Lyme borreliosis is the most common vector-borne disease in the United States and Europe, presenting a growing health care problem in Northern Hemisphere countries worldwide. The number of lyme disease cases in the US increased by approximately 200% in the last two decades. CDC estimates that only 1/10 of actual Lyme cases are properly reported due to lack of efficient diagnostic tools. The current two-tier serological test using for diagnosis of lyme disease has low sensitivity of 46.3% in early lyme disease patients. In an attempt to understand variations in Humoral response in different stages of borrelia infection, we have designed a peptide microarray of entire genomes of three Borrelia strains – Borrelia burgdorferi, Borrelia garnii and Borrelia afzeli. The 16 mers peptides of proteins with overlapping of 4 AA were imprinted on the protein chip.  From this study we would also like to know how much % of the open reading frame (ORF) products (Orfs) of B. burgdorferi in the array detectably elicited an antibody response in humans with natural infections at different stages of disease. From this unbiased epitome mapping of whole genome using peptide microarray technology can leads to the identification of biologically and clinically relevant target structures in the borrelia. More importantly we can look for different footprints of several epitope (IgG, IgM, IgE) patterns from different borrelial strains in different population mix. This study has potential to give an idea regarding global immune response around the world. The common and highly immunogenic sites detected in this study from different stages of lyme disease can be useful in developing better diagnostic tools and understanding lyme disease.

University of New Haven – Dr. Eva Sapi

Here is some very exciting news from the Lyme Disease Research Group at the University of New Haven. This year, we have successfully identified several antibiotics and their combinations for Borrelia, which can eliminate even the most resistant biofilm form.

However, because we understand that we need to test these antimicrobial agents in an environment which mimics our tissues, we created a mouse skin tissue model that can be infected and cultured with Borrelia. Now, we can study how this bacterium grows in actual tissues and use the model to test different antibiotics against Borrelia.

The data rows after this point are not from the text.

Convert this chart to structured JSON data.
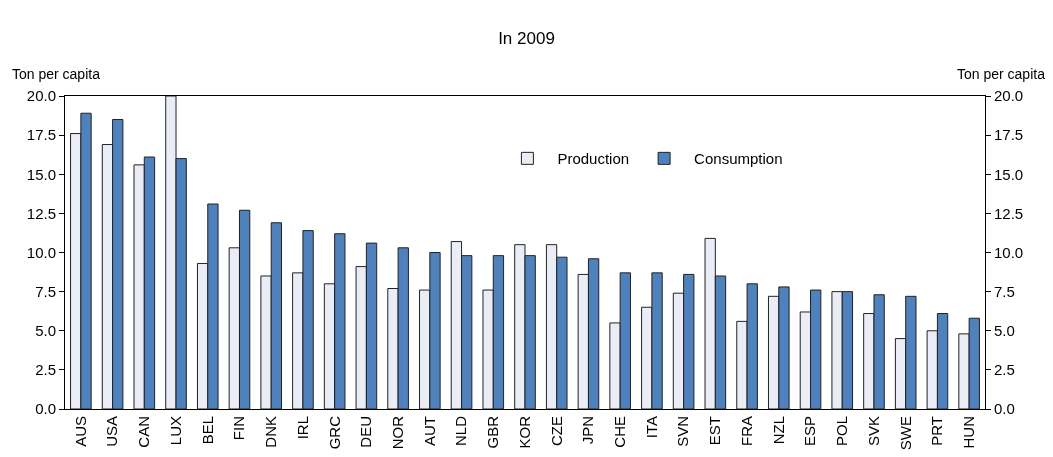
{
  "chart_data": {
    "type": "bar",
    "title": "In 2009",
    "ylabel": "Ton per capita",
    "y2label": "Ton per capita",
    "categories": [
      "AUS",
      "USA",
      "CAN",
      "LUX",
      "BEL",
      "FIN",
      "DNK",
      "IRL",
      "GRC",
      "DEU",
      "NOR",
      "AUT",
      "NLD",
      "GBR",
      "KOR",
      "CZE",
      "JPN",
      "CHE",
      "ITA",
      "SVN",
      "EST",
      "FRA",
      "NZL",
      "ESP",
      "POL",
      "SVK",
      "SWE",
      "PRT",
      "HUN"
    ],
    "series": [
      {
        "name": "Production",
        "color": "#eaedf5",
        "values": [
          17.6,
          16.9,
          15.6,
          20.0,
          9.3,
          10.3,
          8.5,
          8.7,
          8.0,
          9.1,
          7.7,
          7.6,
          10.7,
          7.6,
          10.5,
          10.5,
          8.6,
          5.5,
          6.5,
          7.4,
          10.9,
          5.6,
          7.2,
          6.2,
          7.5,
          6.1,
          4.5,
          5.0,
          4.8
        ]
      },
      {
        "name": "Consumption",
        "color": "#4f81bd",
        "values": [
          18.9,
          18.5,
          16.1,
          16.0,
          13.1,
          12.7,
          11.9,
          11.4,
          11.2,
          10.6,
          10.3,
          10.0,
          9.8,
          9.8,
          9.8,
          9.7,
          9.6,
          8.7,
          8.7,
          8.6,
          8.5,
          8.0,
          7.8,
          7.6,
          7.5,
          7.3,
          7.2,
          6.1,
          5.8
        ]
      }
    ],
    "ylim": [
      0,
      20
    ],
    "yticks": [
      {
        "value": 0,
        "label": "0.0"
      },
      {
        "value": 2.5,
        "label": "2.5"
      },
      {
        "value": 5,
        "label": "5.0"
      },
      {
        "value": 7.5,
        "label": "7.5"
      },
      {
        "value": 10,
        "label": "10.0"
      },
      {
        "value": 12.5,
        "label": "12.5"
      },
      {
        "value": 15,
        "label": "15.0"
      },
      {
        "value": 17.5,
        "label": "17.5"
      },
      {
        "value": 20,
        "label": "20.0"
      }
    ],
    "y2lim": [
      0,
      20
    ],
    "y2ticks": [
      {
        "value": 0,
        "label": "0.0"
      },
      {
        "value": 2.5,
        "label": "2.5"
      },
      {
        "value": 5,
        "label": "5.0"
      },
      {
        "value": 7.5,
        "label": "7.5"
      },
      {
        "value": 10,
        "label": "10.0"
      },
      {
        "value": 12.5,
        "label": "12.5"
      },
      {
        "value": 15,
        "label": "15.0"
      },
      {
        "value": 17.5,
        "label": "17.5"
      },
      {
        "value": 20,
        "label": "20.0"
      }
    ],
    "legend": "top right",
    "grid": false
  }
}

Also, we always wanted to test antimicrobials in a living animal, but we needed a species that can provide a lot of subjects so we can study different antimicrobial combinations. We have chosen zebrafish, because it has a similar immune system to humans and we can test a lot of agents in an actual animal for a fraction of the cost of other animal models. It has already proven to be an ideal model system for other human pathogens and we hope that will be a perfect model to study Borrelia as well.

John Hopkins Bloomberg School of Health – Dr. Ying Zhang

The grant support of $25,000 from LivLyme Foundation awarded to Dr. Zhang’s lab at Johns Hopkins will be used to co-sponsor a project on essential oils with Global Lyme Alliance to evaluate the activity of certain essential oils and their combinations with antibiotics for more effective eradication of Borrelia persisters and biofilms, and to assess the toxicity and pharmacokinetic properties of active essential oils in the mouse model.

Lyme disease has 6 times more new cases each year than HIV/AIDS, yet it receives less than 1% of the funding.